Michel Onfray. J’ai moins le souci de ces deux-là que des électeurs souverainistes qu’on trouve disséminés à droite et à gauche. Je connais des gens de la France d’en bas qui votaient jadis à l’extrême gauche et qui soutiennent maintenant Marine Le Pen. D’anciens communistes, d’anciens cégétistes aussi. […]
Mais sur l’islam, par exemple, Marine Le Pen et Jean-Luc Mélenchon sont loin d’être d’accord…
En effet, cette question les sépare vraiment : pour elle, c’est un danger; pour lui, c’est une chance.
Et pour vous ?
Ni l’un ni l’autre. Je suis athée. Il faut faire une lecture exégétique du Coran, dans lequel on trouve de quoi justifier le meilleur et le pire. Evidemment, suivant l’imam, suivant le musulman, suivant le pays qui prélève telle ou telle sourate, vous aurez un islam plus ou moins compatible avec la république. […]

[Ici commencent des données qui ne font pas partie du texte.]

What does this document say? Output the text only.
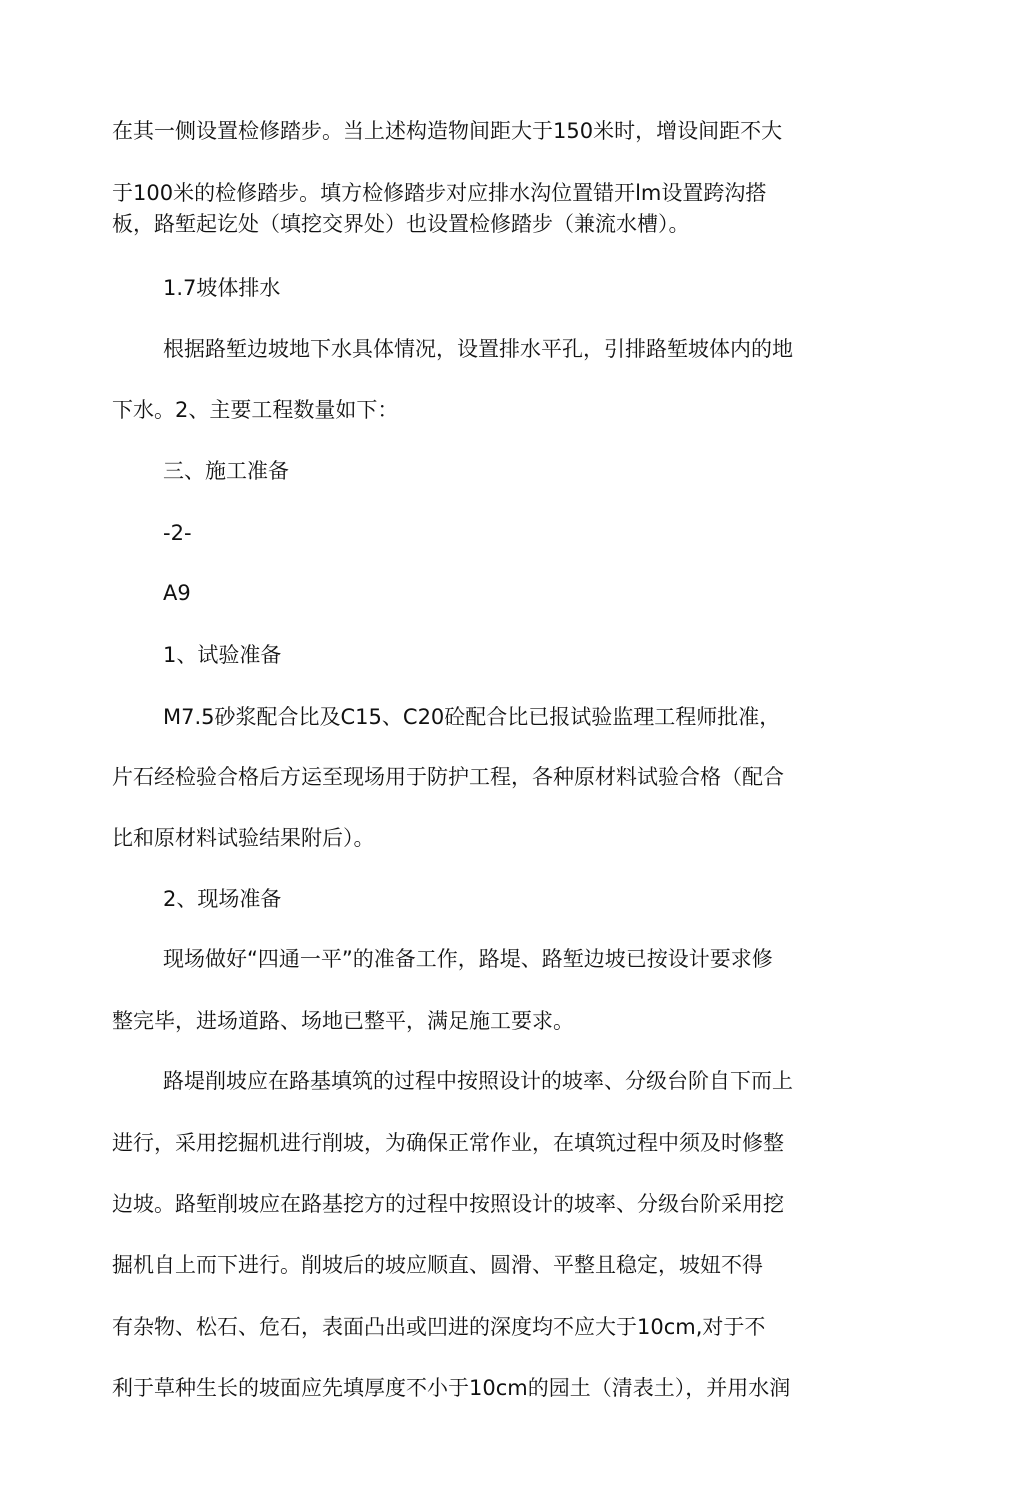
在其一侧设置检修踏步。当上述构造物间距大于150米时，增设间距不大
于100米的检修踏步。填方检修踏步对应排水沟位置错开lm设置跨沟搭
板，路堑起讫处（填挖交界处）也设置检修踏步（兼流水槽）。
1.7坡体排水
根据路堑边坡地下水具体情况，设置排水平孔，引排路堑坡体内的地
下水。2、主要工程数量如下：
三、施工准备
-2-
A9
1、试验准备
M7.5砂浆配合比及C15、C20砼配合比已报试验监理工程师批准，
片石经检验合格后方运至现场用于防护工程，各种原材料试验合格（配合
比和原材料试验结果附后）。
2、现场准备
现场做好“四通一平”的准备工作，路堤、路堑边坡已按设计要求修
整完毕，进场道路、场地已整平，满足施工要求。
路堤削坡应在路基填筑的过程中按照设计的坡率、分级台阶自下而上
进行，采用挖掘机进行削坡，为确保正常作业，在填筑过程中须及时修整
边坡。路堑削坡应在路基挖方的过程中按照设计的坡率、分级台阶采用挖
掘机自上而下进行。削坡后的坡应顺直、圆滑、平整且稳定，坡妞不得
有杂物、松石、危石，表面凸出或凹进的深度均不应大于10cm,对于不
利于草种生长的坡面应先填厚度不小于10cm的园土（清表土），并用水润
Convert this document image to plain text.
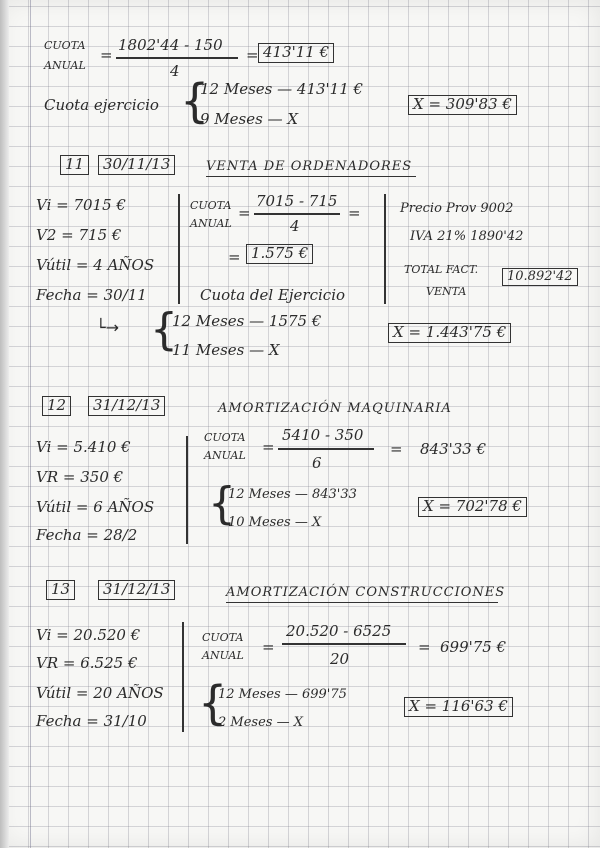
CUOTA
ANUAL
=
1802'44 - 150
4
= 413'11 €
Cuota ejercicio {
12 Meses — 413'11 €
9 Meses — X
X = 309'83 €
11	30/11/13	VENTA DE ORDENADORES
Vi = 7015 €
V2 = 715 €
Vútil = 4 AÑOS
Fecha = 30/11
CUOTA
ANUAL
=
7015 - 715
4
=
= 1.575 €
Cuota del Ejercicio
Precio Prov 9002
IVA 21% 1890'42
TOTAL FACT.
VENTA
10.892'42
└→ {
12 Meses — 1575 €
11 Meses — X
X = 1.443'75 €
12	31/12/13	AMORTIZACIÓN MAQUINARIA
Vi = 5.410 €
VR = 350 €
Vútil = 6 AÑOS
Fecha = 28/2
CUOTA
ANUAL =
5410 - 350
6
= 843'33 €
{
12 Meses — 843'33
10 Meses — X
X = 702'78 €
13	31/12/13	AMORTIZACIÓN CONSTRUCCIONES
Vi = 20.520 €
VR = 6.525 €
Vútil = 20 AÑOS
Fecha = 31/10
CUOTA
ANUAL =
20.520 - 6525
20
= 699'75 €
{
12 Meses — 699'75
2 Meses — X
X = 116'63 €
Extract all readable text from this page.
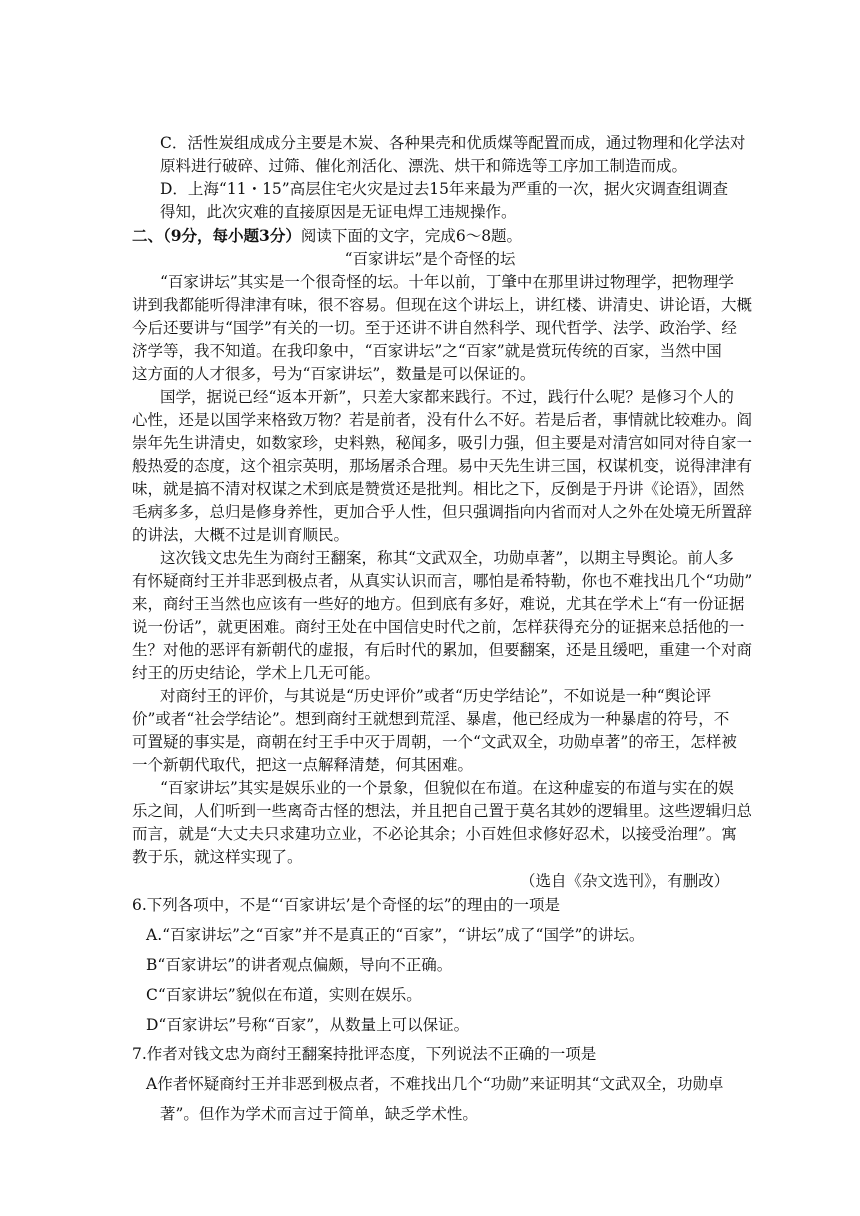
C．活性炭组成成分主要是木炭、各种果壳和优质煤等配置而成，通过物理和化学法对
原料进行破碎、过筛、催化剂活化、漂洗、烘干和筛选等工序加工制造而成。
D．上海“11・15”高层住宅火灾是过去15年来最为严重的一次，据火灾调查组调查
得知，此次灾难的直接原因是无证电焊工违规操作。
二、（9分，每小题3分）阅读下面的文字，完成6～8题。
“百家讲坛”是个奇怪的坛
“百家讲坛”其实是一个很奇怪的坛。十年以前，丁肇中在那里讲过物理学，把物理学
讲到我都能听得津津有味，很不容易。但现在这个讲坛上，讲红楼、讲清史、讲论语，大概
今后还要讲与“国学”有关的一切。至于还讲不讲自然科学、现代哲学、法学、政治学、经
济学等，我不知道。在我印象中，“百家讲坛”之“百家”就是赏玩传统的百家，当然中国
这方面的人才很多，号为“百家讲坛”，数量是可以保证的。
国学，据说已经“返本开新”，只差大家都来践行。不过，践行什么呢？是修习个人的
心性，还是以国学来格致万物？若是前者，没有什么不好。若是后者，事情就比较难办。阎
崇年先生讲清史，如数家珍，史料熟，秘闻多，吸引力强，但主要是对清宫如同对待自家一
般热爱的态度，这个祖宗英明，那场屠杀合理。易中天先生讲三国，权谋机变，说得津津有
味，就是搞不清对权谋之术到底是赞赏还是批判。相比之下，反倒是于丹讲《论语》，固然
毛病多多，总归是修身养性，更加合乎人性，但只强调指向内省而对人之外在处境无所置辞
的讲法，大概不过是训育顺民。
这次钱文忠先生为商纣王翻案，称其“文武双全，功勋卓著”，以期主导舆论。前人多
有怀疑商纣王并非恶到极点者，从真实认识而言，哪怕是希特勒，你也不难找出几个“功勋”
来，商纣王当然也应该有一些好的地方。但到底有多好，难说，尤其在学术上“有一份证据
说一份话”，就更困难。商纣王处在中国信史时代之前，怎样获得充分的证据来总括他的一
生？对他的恶评有新朝代的虚报，有后时代的累加，但要翻案，还是且缓吧，重建一个对商
纣王的历史结论，学术上几无可能。
对商纣王的评价，与其说是“历史评价”或者“历史学结论”，不如说是一种“舆论评
价”或者“社会学结论”。想到商纣王就想到荒淫、暴虐，他已经成为一种暴虐的符号，不
可置疑的事实是，商朝在纣王手中灭于周朝，一个“文武双全，功勋卓著”的帝王，怎样被
一个新朝代取代，把这一点解释清楚，何其困难。
“百家讲坛”其实是娱乐业的一个景象，但貌似在布道。在这种虚妄的布道与实在的娱
乐之间，人们听到一些离奇古怪的想法，并且把自己置于莫名其妙的逻辑里。这些逻辑归总
而言，就是“大丈夫只求建功立业，不必论其余；小百姓但求修好忍术，以接受治理”。寓
教于乐，就这样实现了。
（选自《杂文选刊》，有删改）
6.下列各项中，不是“‘百家讲坛’是个奇怪的坛”的理由的一项是
A.“百家讲坛”之“百家”并不是真正的“百家”，“讲坛”成了“国学”的讲坛。
B“百家讲坛”的讲者观点偏颇，导向不正确。
C“百家讲坛”貌似在布道，实则在娱乐。
D“百家讲坛”号称“百家”，从数量上可以保证。
7.作者对钱文忠为商纣王翻案持批评态度，下列说法不正确的一项是
A作者怀疑商纣王并非恶到极点者，不难找出几个“功勋”来证明其“文武双全，功勋卓
著”。但作为学术而言过于简单，缺乏学术性。
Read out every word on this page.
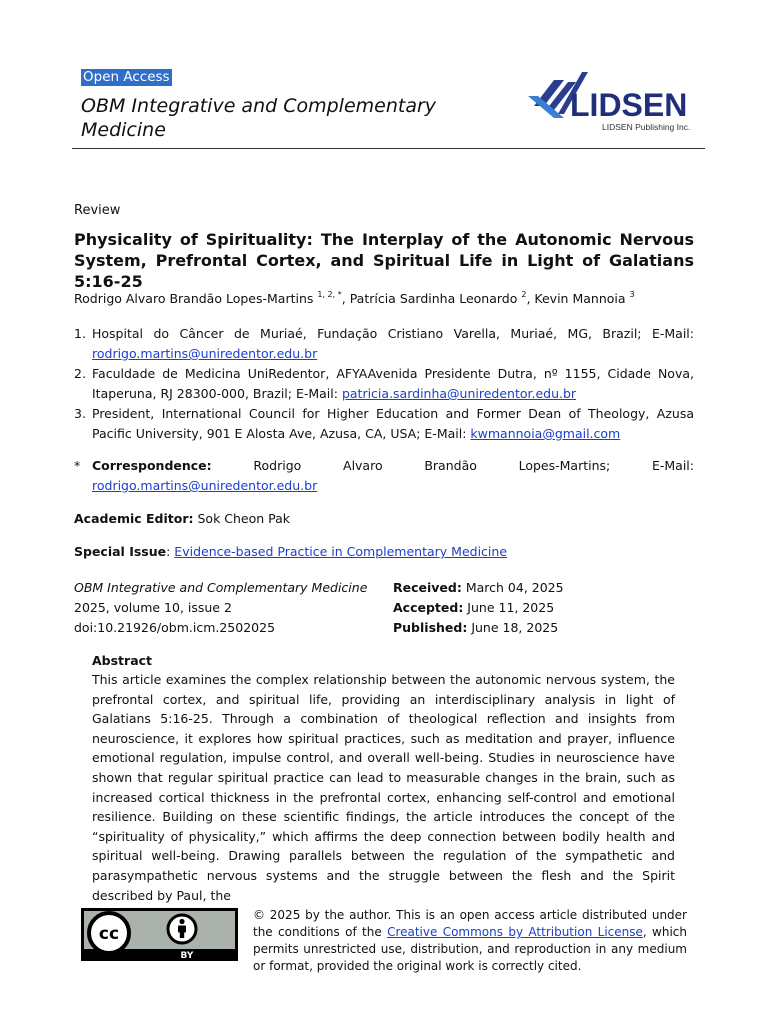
Open Access
OBM Integrative and Complementary Medicine
LIDSEN
LIDSEN Publishing Inc.
Review
Physicality of Spirituality: The Interplay of the Autonomic Nervous System, Prefrontal Cortex, and Spiritual Life in Light of Galatians 5:16-25
Rodrigo Alvaro Brandão Lopes-Martins $^{1, 2, *}$, Patrícia Sardinha Leonardo $^2$, Kevin Mannoia $^3$
1. Hospital do Câncer de Muriaé, Fundação Cristiano Varella, Muriaé, MG, Brazil; E-Mail: rodrigo.martins@uniredentor.edu.br
2. Faculdade de Medicina UniRedentor, AFYAAvenida Presidente Dutra, nº 1155, Cidade Nova, Itaperuna, RJ 28300-000, Brazil; E-Mail: patricia.sardinha@uniredentor.edu.br
3. President, International Council for Higher Education and Former Dean of Theology, Azusa Pacific University, 901 E Alosta Ave, Azusa, CA, USA; E-Mail: kwmannoia@gmail.com
* Correspondence: Rodrigo Alvaro Brandão Lopes-Martins; E-Mail: rodrigo.martins@uniredentor.edu.br
Academic Editor: Sok Cheon Pak
Special Issue: Evidence-based Practice in Complementary Medicine
OBM Integrative and Complementary Medicine
2025, volume 10, issue 2
doi:10.21926/obm.icm.2502025
Received: March 04, 2025
Accepted: June 11, 2025
Published: June 18, 2025
Abstract
This article examines the complex relationship between the autonomic nervous system, the prefrontal cortex, and spiritual life, providing an interdisciplinary analysis in light of Galatians 5:16-25. Through a combination of theological reflection and insights from neuroscience, it explores how spiritual practices, such as meditation and prayer, influence emotional regulation, impulse control, and overall well-being. Studies in neuroscience have shown that regular spiritual practice can lead to measurable changes in the brain, such as increased cortical thickness in the prefrontal cortex, enhancing self-control and emotional resilience. Building on these scientific findings, the article introduces the concept of the “spirituality of physicality,” which affirms the deep connection between bodily health and spiritual well-being. Drawing parallels between the regulation of the sympathetic and parasympathetic nervous systems and the struggle between the flesh and the Spirit described by Paul, the
cc
BY
© 2025 by the author. This is an open access article distributed under the conditions of the Creative Commons by Attribution License, which permits unrestricted use, distribution, and reproduction in any medium or format, provided the original work is correctly cited.
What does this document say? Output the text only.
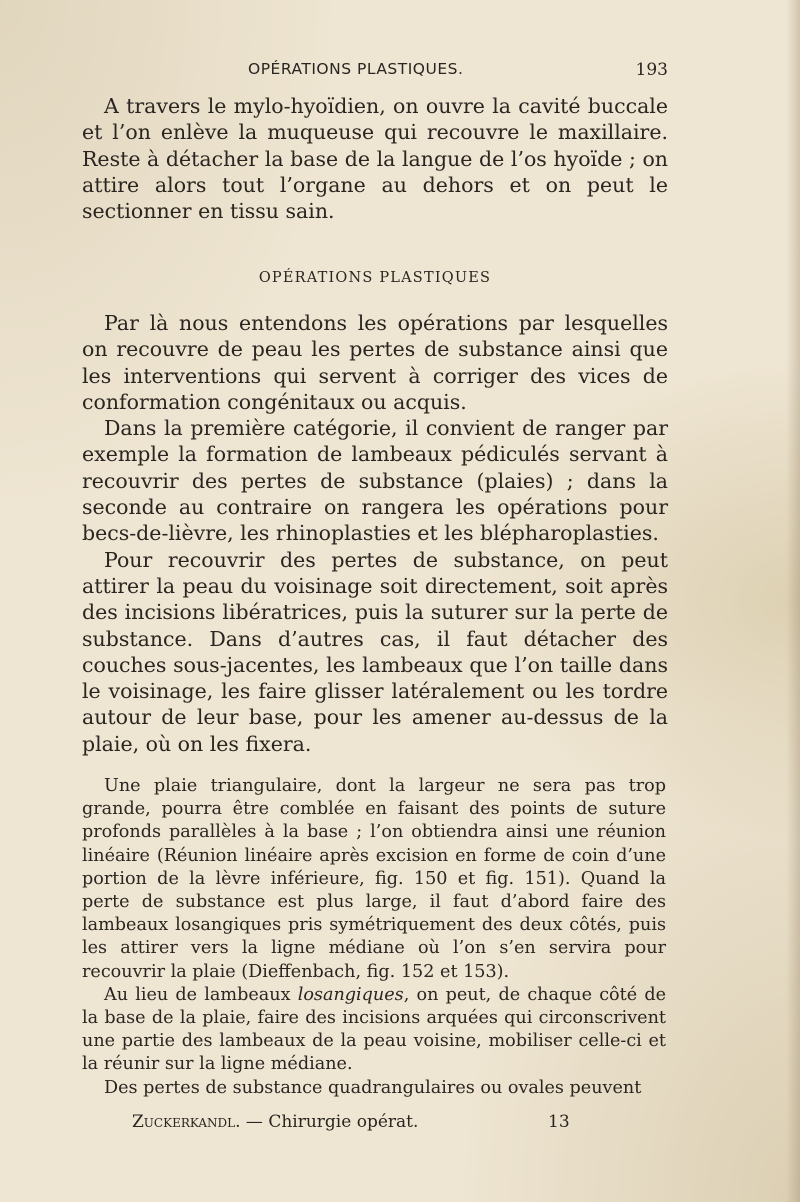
OPÉRATIONS PLASTIQUES.	193

A travers le mylo-hyoïdien, on ouvre la cavité buccale et l’on enlève la muqueuse qui recouvre le maxillaire. Reste à détacher la base de la langue de l’os hyoïde ; on attire alors tout l’organe au dehors et on peut le sectionner en tissu sain.

OPÉRATIONS PLASTIQUES

Par là nous entendons les opérations par lesquelles on recouvre de peau les pertes de substance ainsi que les interventions qui servent à corriger des vices de conformation congénitaux ou acquis.

Dans la première catégorie, il convient de ranger par exemple la formation de lambeaux pédiculés servant à recouvrir des pertes de substance (plaies) ; dans la seconde au contraire on rangera les opérations pour becs-de-lièvre, les rhinoplasties et les blépharoplasties.

Pour recouvrir des pertes de substance, on peut attirer la peau du voisinage soit directement, soit après des incisions libératrices, puis la suturer sur la perte de substance. Dans d’autres cas, il faut détacher des couches sous-jacentes, les lambeaux que l’on taille dans le voisinage, les faire glisser latéralement ou les tordre autour de leur base, pour les amener au-dessus de la plaie, où on les fixera.

Une plaie triangulaire, dont la largeur ne sera pas trop grande, pourra être comblée en faisant des points de suture profonds parallèles à la base ; l’on obtiendra ainsi une réunion linéaire (Réunion linéaire après excision en forme de coin d’une portion de la lèvre inférieure, fig. 150 et fig. 151). Quand la perte de substance est plus large, il faut d’abord faire des lambeaux losangiques pris symétriquement des deux côtés, puis les attirer vers la ligne médiane où l’on s’en servira pour recouvrir la plaie (Dieffenbach, fig. 152 et 153).

Au lieu de lambeaux losangiques, on peut, de chaque côté de la base de la plaie, faire des incisions arquées qui circonscrivent une partie des lambeaux de la peau voisine, mobiliser celle-ci et la réunir sur la ligne médiane.

Des pertes de substance quadrangulaires ou ovales peuvent

Zuckerkandl. — Chirurgie opérat.	13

Selon vous, Marine Le Pen ne constitue pas un danger ?
Mon problème n’est pas Marine Le Pen, mais ceux qui la rendent possible. Vous connaissez l’histoire du sage qui montre la lune et de l’imbécile qui regarde le doigt… Nombreux sont ceux qui regardent le doigt aujourd’hui. Pourquoi en est-elle là? A cause de la misère, de la pauvreté, du chômage, des promesses non tenues, des résultats de référendums mis à la poubelle, à cause du mensonge dans la classe politique, de la connivence dans le journalisme avec ce monde-là, à cause de la corruption dans l’Etat. […]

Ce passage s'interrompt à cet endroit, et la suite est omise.